Cet événement étrange occupa pendant plus de huit jours tous les habitués des Allées de Meilhan, et fit faire mille conjectures dont pas une ne se trouva être exacte.

Mais ce qui surtout brouilla toutes les cervelles et troubla tous les esprits, c’est qu’on vit le soir même le même homme qu’on avait vu entrer dans la maison des Allées de Meilhan se promener dans le petit village des Catalans, et entrer dans une pauvre maison de pêcheurs où il resta plus d’une heure à demander des nouvelles de plusieurs personnes qui étaient mortes ou qui avaient disparu depuis plus de quinze ou seize ans.

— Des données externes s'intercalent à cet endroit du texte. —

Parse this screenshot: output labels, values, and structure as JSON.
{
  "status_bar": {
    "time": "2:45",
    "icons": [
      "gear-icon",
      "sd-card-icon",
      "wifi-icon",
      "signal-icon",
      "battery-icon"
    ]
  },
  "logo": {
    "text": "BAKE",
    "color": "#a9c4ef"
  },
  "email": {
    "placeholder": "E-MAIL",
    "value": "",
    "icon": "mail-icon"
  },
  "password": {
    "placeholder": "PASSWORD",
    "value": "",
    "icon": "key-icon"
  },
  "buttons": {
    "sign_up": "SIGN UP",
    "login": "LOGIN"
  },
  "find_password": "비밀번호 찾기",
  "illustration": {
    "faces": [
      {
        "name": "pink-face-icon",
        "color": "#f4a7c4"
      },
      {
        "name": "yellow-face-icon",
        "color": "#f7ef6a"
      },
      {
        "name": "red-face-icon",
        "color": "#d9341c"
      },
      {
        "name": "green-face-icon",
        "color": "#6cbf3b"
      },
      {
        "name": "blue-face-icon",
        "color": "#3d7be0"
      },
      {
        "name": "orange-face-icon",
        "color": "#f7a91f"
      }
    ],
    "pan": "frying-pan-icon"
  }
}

Le lendemain, les gens chez lesquels il était entré pour faire toutes ces questions reçurent en cadeau une barque catalane toute neuve, garnie de deux seines et d’un chalut.

Ces braves gens eussent bien voulu remercier le généreux questionneur; mais en les quittant on l’avait vu, après avoir donné quelques ordres à un marin, monter à cheval et sortir de Marseille par la porte d’Aix.